To give an example, Alvin recalls a story that is “funny to me.”

“He was staying in Nashville with a friend, and
a great singer Rosie Flores came over to visit. She said, 'Chris, do
you want to go play at the Java Hut? We can work up a couple of nights
with some people.' That's how it works there. And Chris was like, 'No.
Why the hell would I want to do that?' That was Chris,” Alvin says with a
big laugh before switching to a Gaffney impression to punctuate the thought. “'I'm
staying in a house, and I've got ESPN.'”

*  *  *

For someone more partial to Sportscenter than a recording studio, Gaffney sure produced some damn fine songs. This is evident on the Alvin-produced Man of Somebody's Dreams: A Tribute to Chris Gaffney on the Yep Roc label. I talked with Alvin about some of the cuts that most perked my ears.

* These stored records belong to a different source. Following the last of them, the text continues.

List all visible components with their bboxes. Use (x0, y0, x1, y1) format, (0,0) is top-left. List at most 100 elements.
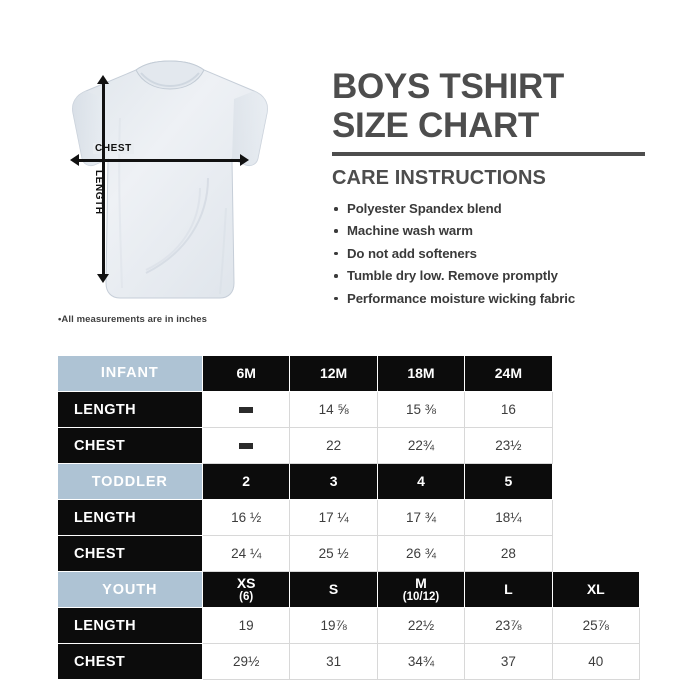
length-measure-label: LENGTH (93, 170, 104, 215)
measurement-cell: 24 ¼ (201, 535, 291, 572)
measurement-cell: 17 ¼ (289, 499, 378, 536)
size-column-header: 5 (464, 463, 553, 500)
chest-measure-label: CHEST (93, 143, 134, 154)
page-title-line2: SIZE CHART (332, 105, 540, 145)
page-title-line1: BOYS TSHIRT (332, 67, 564, 106)
row-label-length: LENGTH (57, 391, 203, 428)
measurement-cell: 22¾ (376, 427, 466, 464)
table-row: CHEST 24 ¼ 25 ½ 26 ¾ 28 (57, 535, 640, 572)
length-arrow-bottom-icon (97, 274, 109, 283)
tshirt-diagram: CHEST LENGTH •All measurements are in in… (58, 58, 313, 333)
measurement-cell: 25 ½ (289, 535, 378, 572)
measurement-cell: 34¾ (376, 643, 466, 680)
care-instructions-list: Polyester Spandex blend Machine wash war… (332, 198, 652, 310)
chest-measure-line (76, 159, 242, 162)
size-label: 18M (407, 365, 435, 382)
measurement-cell: 18¼ (464, 499, 553, 536)
measurement-cell (201, 427, 291, 464)
chest-arrow-right-icon (240, 154, 249, 166)
measurement-cell: 31 (289, 643, 378, 680)
size-sublabel: (6) (239, 590, 254, 603)
length-measure-line (102, 83, 105, 279)
empty-cell (552, 499, 640, 536)
size-label: 4 (417, 473, 425, 490)
no-value-dash-icon (239, 443, 254, 450)
measurement-cell: 25⅞ (551, 607, 640, 644)
title-and-care-panel: BOYS TSHIRT SIZE CHART CARE INSTRUCTIONS… (332, 67, 652, 310)
size-column-header: 24M (464, 355, 553, 392)
measurement-cell: 26 ¾ (376, 535, 466, 572)
title-divider (332, 152, 645, 156)
measurement-cell: 14 ⅝ (289, 391, 378, 428)
size-label: XL (586, 581, 605, 598)
table-row: LENGTH 14 ⅝ 15 ⅜ 16 (57, 391, 640, 428)
size-label: 2 (242, 473, 251, 490)
group-name-youth: YOUTH (57, 571, 203, 608)
measurement-cell: 23⅞ (464, 607, 553, 644)
list-item: Do not add softeners (332, 243, 652, 265)
measurement-cell: 17 ¾ (376, 499, 466, 536)
row-label-chest: CHEST (57, 427, 203, 464)
chest-arrow-left-icon (70, 154, 79, 166)
measurement-cell (201, 391, 291, 428)
size-column-header: XL (551, 571, 640, 608)
size-column-header: XS (6) (201, 571, 291, 608)
table-row: LENGTH 19 19⅞ 22½ 23⅞ 25⅞ (57, 607, 640, 644)
measurement-units-note: •All measurements are in inches (58, 314, 207, 325)
measurement-cell: 16 (464, 391, 553, 428)
size-column-header: 12M (289, 355, 378, 392)
table-row: LENGTH 16 ½ 17 ¼ 17 ¾ 18¼ (57, 499, 640, 536)
size-label: 6M (236, 365, 256, 382)
measurement-cell: 28 (464, 535, 553, 572)
measurement-cell: 16 ½ (201, 499, 291, 536)
list-item: Tumble dry low. Remove promptly (332, 265, 652, 287)
measurement-cell: 15 ⅜ (376, 391, 466, 428)
list-item: Polyester Spandex blend (332, 198, 652, 220)
size-chart-table: INFANT 6M 12M 18M 24M LENGTH 14 ⅝ 15 ⅜ 16 CHEST 22… (57, 355, 640, 680)
length-arrow-top-icon (97, 75, 109, 84)
size-sublabel: (10/12) (402, 590, 440, 603)
size-label: 24M (494, 365, 522, 382)
top-section: CHEST LENGTH •All measurements are in in… (0, 0, 700, 340)
list-item: Machine wash warm (332, 220, 652, 242)
size-label: M (415, 575, 427, 592)
size-column-header: 2 (201, 463, 291, 500)
size-chart-table-wrapper: INFANT 6M 12M 18M 24M LENGTH 14 ⅝ 15 ⅜ 16 CHEST 22… (57, 355, 642, 680)
table-group-header-row: YOUTH XS (6) S M (10/12) L XL (57, 571, 640, 608)
group-name-toddler: TODDLER (57, 463, 203, 500)
size-label: 5 (504, 473, 513, 490)
size-column-header: 6M (201, 355, 291, 392)
row-label-chest: CHEST (57, 535, 203, 572)
measurement-cell: 22 (289, 427, 378, 464)
list-item: Performance moisture wicking fabric (332, 288, 652, 310)
measurement-cell: 23½ (464, 427, 553, 464)
table-row: CHEST 22 22¾ 23½ (57, 427, 640, 464)
size-column-header: 18M (376, 355, 466, 392)
row-label-length: LENGTH (57, 499, 203, 536)
empty-cell (552, 355, 640, 392)
care-instructions-heading: CARE INSTRUCTIONS (332, 167, 546, 189)
size-column-header: 3 (289, 463, 378, 500)
empty-cell (552, 427, 640, 464)
no-value-dash-icon (239, 407, 254, 414)
row-label-chest: CHEST (57, 643, 203, 680)
size-column-header: M (10/12) (376, 571, 466, 608)
size-column-header: 4 (376, 463, 466, 500)
size-label: L (504, 581, 513, 598)
table-row: CHEST 29½ 31 34¾ 37 40 (57, 643, 640, 680)
row-label-length: LENGTH (57, 607, 203, 644)
size-column-header: S (289, 571, 378, 608)
size-label: 12M (319, 365, 348, 382)
empty-cell (552, 535, 640, 572)
table-group-header-row: TODDLER 2 3 4 5 (57, 463, 640, 500)
empty-cell (552, 391, 640, 428)
size-label: 3 (329, 473, 338, 490)
size-label: S (328, 581, 339, 598)
table-group-header-row: INFANT 6M 12M 18M 24M (57, 355, 640, 392)
measurement-cell: 19 (201, 607, 291, 644)
measurement-cell: 22½ (376, 607, 466, 644)
measurement-cell: 37 (464, 643, 553, 680)
size-label: XS (236, 575, 256, 592)
page-title: BOYS TSHIRT SIZE CHART (332, 67, 652, 145)
size-column-header: L (464, 571, 553, 608)
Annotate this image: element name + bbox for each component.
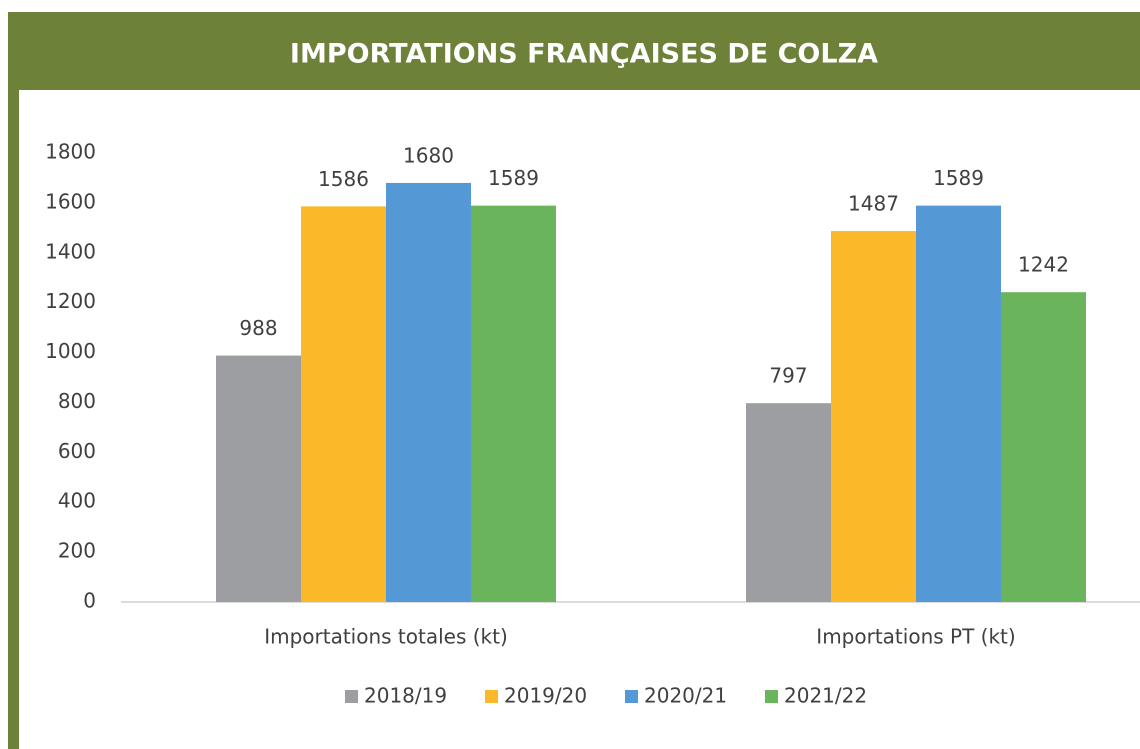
data-label: 1586 <box>318 167 369 191</box>
legend-label: 2020/21 <box>644 684 727 708</box>
y-tick-label: 1400 <box>45 239 96 263</box>
bar <box>471 205 556 602</box>
header-band <box>8 12 1140 90</box>
bar <box>216 355 301 602</box>
legend-label: 2019/20 <box>504 684 587 708</box>
data-label: 1487 <box>848 192 899 216</box>
left-border <box>8 90 19 749</box>
data-label: 1680 <box>403 143 454 167</box>
y-tick-label: 0 <box>83 589 96 613</box>
bar <box>831 231 916 602</box>
data-label: 1589 <box>488 166 539 190</box>
bar <box>746 403 831 602</box>
data-label: 797 <box>769 364 807 388</box>
y-tick-label: 1000 <box>45 339 96 363</box>
data-label: 1242 <box>1018 253 1069 277</box>
y-tick-label: 1600 <box>45 189 96 213</box>
legend-label: 2021/22 <box>784 684 867 708</box>
bar <box>386 182 471 602</box>
x-tick-label: Importations PT (kt) <box>816 625 1015 649</box>
data-label: 988 <box>239 316 277 340</box>
y-tick-label: 800 <box>58 389 96 413</box>
bar <box>301 206 386 602</box>
legend-swatch <box>625 690 638 703</box>
bar <box>916 205 1001 602</box>
legend-swatch <box>485 690 498 703</box>
chart-title: IMPORTATIONS FRANÇAISES DE COLZA <box>290 39 878 70</box>
legend-swatch <box>345 690 358 703</box>
y-tick-label: 1200 <box>45 289 96 313</box>
legend-label: 2018/19 <box>364 684 447 708</box>
x-tick-label: Importations totales (kt) <box>264 625 508 649</box>
y-tick-label: 600 <box>58 439 96 463</box>
y-tick-label: 400 <box>58 489 96 513</box>
y-tick-label: 200 <box>58 539 96 563</box>
legend-swatch <box>765 690 778 703</box>
y-tick-label: 1800 <box>45 140 96 164</box>
data-label: 1589 <box>933 166 984 190</box>
bar <box>1001 292 1086 602</box>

Joe Ely, returning the favor of Gaffney recording Ely's “Are
You Listening Lucky,” blazes through Gaffney's “Lift Your Leg” with the
help of Texas accordion king Ponty Bone. When I tell Alvin the 
accordion break is “Gaffneyesque,” he corrects that it is the other way
around, that Gaffney was influenced by Bone–in more ways than one.

“They
were really close friends and herbal buddies,” Alvin said.
“Ponty has a really distinctive way of playing accordion. Chris was not
a virtuoso, but he had a way of playing that was a mix of norteña style
with a little bit of cajun and a little bit of Frank
Sinatra
. When I hear him playing accordion, I know it's Gaffney. Ponty
knew he had to be true to the record so, yeah, he is playing like
Chris.”

On “Artesia,” Alvin's own Man of Somebody's Dreams cut that begins with a spoken-word introduction, he gets to share something he and Gaffney have in common: wistfulness over a Southern California that no longer exists.

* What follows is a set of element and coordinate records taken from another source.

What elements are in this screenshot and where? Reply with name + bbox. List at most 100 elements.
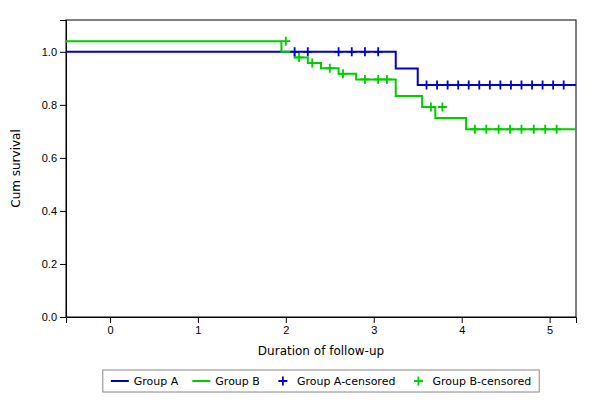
x-axis-tick: 1: [195, 317, 201, 336]
y-axis-tick: 0.4: [42, 205, 66, 217]
censor-mark: [303, 47, 312, 56]
y-axis-tick-mark: [60, 211, 66, 212]
censor-mark: [528, 80, 537, 89]
legend-label: Group A: [134, 375, 179, 388]
censor-mark: [334, 47, 343, 56]
survival-line: [66, 41, 576, 129]
censor-mark: [552, 125, 561, 134]
y-axis-tick: 0.0: [42, 311, 66, 323]
censor-mark: [426, 102, 435, 111]
x-axis-tick-label: 4: [459, 324, 465, 336]
censor-mark: [517, 125, 526, 134]
censor-mark: [559, 80, 568, 89]
y-axis: 0.0 0.2 0.4 0.6 0.8 1.0: [42, 21, 67, 324]
censor-mark: [433, 80, 442, 89]
y-axis-tick-mark: [60, 158, 66, 159]
legend-item: Group B: [192, 375, 260, 388]
censor-mark: [325, 64, 334, 73]
y-axis-title: Cum survival: [9, 129, 23, 208]
legend-item: Group B-censored: [414, 375, 531, 388]
x-axis: 0 1 2 3 4 5: [67, 317, 577, 336]
legend-item: Group A: [111, 375, 179, 388]
legend-label: Group B: [215, 375, 260, 388]
x-axis-tick-mark: [286, 317, 287, 323]
censor-mark: [308, 58, 317, 67]
censor-mark: [360, 47, 369, 56]
censor-mark: [494, 125, 503, 134]
x-axis-tick: 5: [547, 317, 553, 336]
censor-mark: [347, 47, 356, 56]
censor-mark: [506, 125, 515, 134]
x-axis-tick-label: 0: [107, 324, 113, 336]
legend-item: Group A-censored: [278, 375, 395, 388]
y-axis-tick: 0.8: [42, 99, 66, 111]
legend-label: Group A-censored: [297, 375, 396, 388]
legend-swatch: [278, 377, 287, 386]
censor-mark: [549, 80, 558, 89]
censor-mark: [295, 53, 304, 62]
censor-mark: [360, 75, 369, 84]
censor-mark: [290, 47, 299, 56]
y-axis-tick-mark: [60, 105, 66, 106]
x-axis-tick-mark: [110, 317, 111, 323]
plot-frame: [66, 20, 576, 317]
censor-mark: [517, 80, 526, 89]
legend-label: Group B-censored: [432, 375, 531, 388]
x-axis-tick: 2: [283, 317, 289, 336]
x-axis-tick-label: 3: [371, 324, 377, 336]
censor-marks: [290, 47, 568, 89]
x-axis-tick-mark: [550, 317, 551, 323]
censor-mark: [438, 102, 447, 111]
legend-swatch: [111, 380, 129, 382]
censor-mark: [506, 80, 515, 89]
plot-marks: [66, 37, 576, 134]
censor-mark: [422, 80, 431, 89]
y-axis-tick-mark: [60, 52, 66, 53]
x-axis-tick-mark: [198, 317, 199, 323]
y-axis-tick-mark: [60, 317, 66, 318]
censor-mark: [281, 37, 290, 46]
y-axis-tick-label: 0.0: [42, 311, 57, 323]
censor-mark: [338, 69, 347, 78]
x-axis-tick-label: 5: [547, 324, 553, 336]
x-axis-title: Duration of follow-up: [258, 344, 384, 358]
legend-swatch: [414, 377, 423, 386]
x-axis-tick-label: 2: [283, 324, 289, 336]
y-axis-tick-label: 0.2: [42, 258, 57, 270]
censor-mark: [482, 125, 491, 134]
y-axis-tick-label: 0.4: [42, 205, 57, 217]
y-axis-tick-label: 0.8: [42, 99, 57, 111]
censor-mark: [541, 125, 550, 134]
chart: 0 1 2 3 4 5 0.0 0.2 0.4 0.6 0.8 1.0 Duration of foll…: [0, 0, 600, 409]
legend: Group A Group B Group A-censored Group B-ce…: [103, 370, 539, 392]
x-axis-tick: 3: [371, 317, 377, 336]
censor-mark: [470, 125, 479, 134]
censor-mark: [464, 80, 473, 89]
x-axis-tick: 0: [107, 317, 113, 336]
censor-mark: [538, 80, 547, 89]
x-axis-tick-label: 1: [195, 324, 201, 336]
censor-mark: [382, 75, 391, 84]
censor-mark: [529, 125, 538, 134]
censor-mark: [443, 80, 452, 89]
y-axis-tick: 0.6: [42, 152, 66, 164]
censor-mark: [485, 80, 494, 89]
censor-marks: [281, 37, 561, 134]
legend-box: [103, 370, 539, 392]
x-axis-tick-mark: [374, 317, 375, 323]
y-axis-tick: 1.0: [42, 46, 66, 58]
censor-mark: [496, 80, 505, 89]
legend-swatch: [192, 380, 210, 382]
y-axis-tick-label: 0.6: [42, 152, 57, 164]
y-axis-tick: 0.2: [42, 258, 66, 270]
y-axis-line: [60, 21, 67, 318]
censor-mark: [454, 80, 463, 89]
x-axis-line: [67, 318, 577, 324]
censor-mark: [475, 80, 484, 89]
y-axis-tick-label: 1.0: [42, 46, 57, 58]
x-axis-tick: 4: [459, 317, 465, 336]
censor-mark: [374, 75, 383, 84]
x-axis-tick-mark: [462, 317, 463, 323]
y-axis-tick-mark: [60, 264, 66, 265]
censor-mark: [374, 47, 383, 56]
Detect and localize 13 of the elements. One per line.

“We both had similar experiences growing up when we grew up in Southern
California,” Alvin explained. “Everything changes so quickly, especially in the age we
grew up. It's in a lot of my songs. It's something Chris and I shared.
It's almost the feeling of alienation. I grew up in Downey, and when I
was a little kid there were orange groves and avocado fields. We were
both, for lack of a better word–no, nostalgic is not really the
word–alienated, because where we came from doesn't exist anymore. It's
almost like it changed that quickly. We always shared that.

“When we
talked about growing up, all those images were there, of the lost
landscapes. Now they are just dreamscapes in our heads. It's kind of
like the speech I make before the song. That's what the song's actually
about. Because most people, who are not us, would have no idea when the
wind blows out of Artesia.”

The track that most blew me away was Calexico's take on
“Frank's Tavern.” That turned out to be one of Alvin's favorites also.
“They hit it out of the ballpark,” he said.

He did not know
Calexico, a rock band that hails from Tuscon-via-LA, knew of Gaffney
until they all ran into one another during a radio show three years ago
in
Boulder, Colo. “Chris and I did
some numbers, and then at the end we all did a couple songs together. A
couple of the guys were from Tuscon, and when they saw Chris had a
tattoo that said 'Tuscon' and one that showed the Arizona flag, forget
it. They
fell in love with Chris.”

The manager of Gaffney's last band, the excellent, up-and-coming Hacienda Brothers with the Paladin's Dave Gonzalez (who
also turns up on Man of Somebody's Dreams playing “Tired of Being Me”), was the one who informed Alvin Calexico wanted to contribute to the tribute album.

“What they did was pretty astounding to me,” he said. “Chris
had this side to him, a poetic side, the side that wrote the songs.
This was a guy with an inner poetry to him–as much as he'd be beating
the living shit out of me for saying this. Calexico added a norteña
polka and made it into a huge, sprawling ballad waltz. When I first
heard it, I started balling. That was a side of Chris I never heard
Chris let anyone see. I felt he was in the room. That's the Gaffney I
know, the secret Chris, and they captured it.”